Weil ich zu den meisten Ereignissen in meinem Leben anhand von Kindern und Büchern zurückrechne, weiß ich genau, wann das war. Es war bei den Vorarbeiten zu meinem Buch Ett brustet Halleluja (»Ein gebrochenes Halleluja«), das 2009 erschien. Ich saß damals oft in der Göteborger Stadtbibliothek, und an dem Tag, an dem es geschah, war ich gerade dabei, ein Kapitel zu schreiben, in dem es um den »Ton« eines Menschen gehen sollte. Nicht um das, was er sagt, sondern um das, was wir anderen hören, was um diesen Menschen herum »tönt«.

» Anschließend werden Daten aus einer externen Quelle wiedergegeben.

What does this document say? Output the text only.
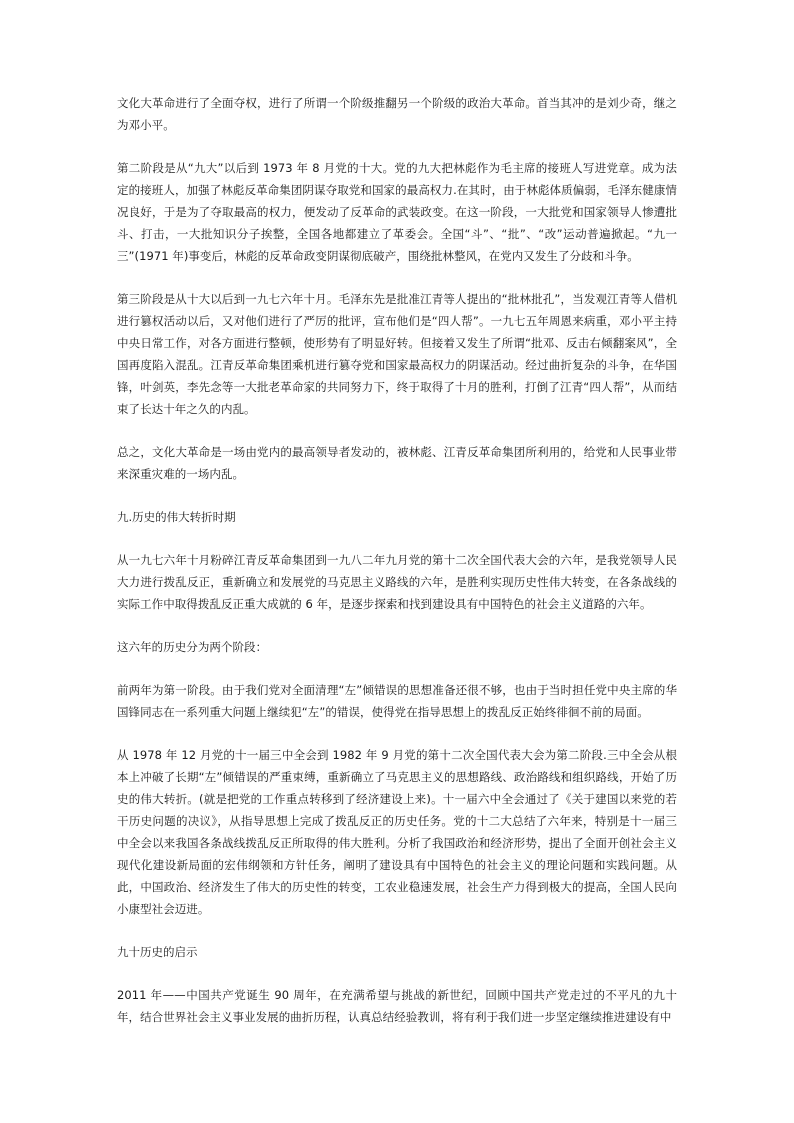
文化大革命进行了全面夺权，进行了所谓一个阶级推翻另一个阶级的政治大革命。首当其冲的是刘少奇，继之为邓小平。

第二阶段是从“九大”以后到 1973 年 8 月党的十大。党的九大把林彪作为毛主席的接班人写进党章。成为法定的接班人，加强了林彪反革命集团阴谋夺取党和国家的最高权力.在其时，由于林彪体质偏弱，毛泽东健康情况良好，于是为了夺取最高的权力，便发动了反革命的武装政变。在这一阶段，一大批党和国家领导人惨遭批斗、打击，一大批知识分子挨整，全国各地都建立了革委会。全国“斗”、“批”、“改”运动普遍掀起。“九一三”(1971 年)事变后，林彪的反革命政变阴谋彻底破产，围绕批林整风，在党内又发生了分歧和斗争。

第三阶段是从十大以后到一九七六年十月。毛泽东先是批准江青等人提出的“批林批孔”，当发观江青等人借机进行篡权活动以后，又对他们进行了严厉的批评，宣布他们是“四人帮”。一九七五年周恩来病重，邓小平主持中央日常工作，对各方面进行整顿，使形势有了明显好转。但接着又发生了所谓“批邓、反击右倾翻案风”，全国再度陷入混乱。江青反革命集团乘机进行篡夺党和国家最高权力的阴谋活动。经过曲折复杂的斗争，在华国锋，叶剑英，李先念等一大批老革命家的共同努力下，终于取得了十月的胜利，打倒了江青“四人帮”，从而结束了长达十年之久的内乱。

总之，文化大革命是一场由党内的最高领导者发动的，被林彪、江青反革命集团所利用的，给党和人民事业带来深重灾难的一场内乱。

九.历史的伟大转折时期

从一九七六年十月粉碎江青反革命集团到一九八二年九月党的第十二次全国代表大会的六年，是我党领导人民大力进行拨乱反正，重新确立和发展党的马克思主义路线的六年，是胜利实现历史性伟大转变，在各条战线的实际工作中取得拨乱反正重大成就的 6 年，是逐步探索和找到建设具有中国特色的社会主义道路的六年。

这六年的历史分为两个阶段：

前两年为第一阶段。由于我们党对全面清理“左”倾错误的思想准备还很不够，也由于当时担任党中央主席的华国锋同志在一系列重大问题上继续犯“左”的错误，使得党在指导思想上的拨乱反正始终徘徊不前的局面。

从 1978 年 12 月党的十一届三中全会到 1982 年 9 月党的第十二次全国代表大会为第二阶段.三中全会从根本上冲破了长期“左”倾错误的严重束缚，重新确立了马克思主义的思想路线、政治路线和组织路线，开始了历史的伟大转折。(就是把党的工作重点转移到了经济建设上来)。十一届六中全会通过了《关于建国以来党的若干历史问题的决议》，从指导思想上完成了拨乱反正的历史任务。党的十二大总结了六年来，特别是十一届三中全会以来我国各条战线拨乱反正所取得的伟大胜利。分析了我国政治和经济形势，提出了全面开创社会主义现代化建设新局面的宏伟纲领和方针任务，阐明了建设具有中国特色的社会主义的理论问题和实践问题。从此，中国政治、经济发生了伟大的历史性的转变，工农业稳速发展，社会生产力得到极大的提高，全国人民向小康型社会迈进。

九十历史的启示

2011 年——中国共产党诞生 90 周年，在充满希望与挑战的新世纪，回顾中国共产党走过的不平凡的九十年，结合世界社会主义事业发展的曲折历程，认真总结经验教训，将有利于我们进一步坚定继续推进建设有中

Ich las über das Verhältnis von (leerem) Raum und Klang und landete – ich kann gar nicht mehr sagen, wie genau – bei einem musikwissenschaftlichen Buch, nach dem ich im Leben nicht gesucht hätte. Aber da ich dem Zufall nun mal misstraue, gehe ich davon aus, es war nicht ohne Bedeutung, dass ich mich auf die große Treppe setzte und ein bisschen zerstreut in Ton och tystnad (»Ton und Stille«) von Per-Anders Hellqvist blätterte und dort auf ein kurzes Zitat stieß, das meinen Blick auf die Stille veränderte.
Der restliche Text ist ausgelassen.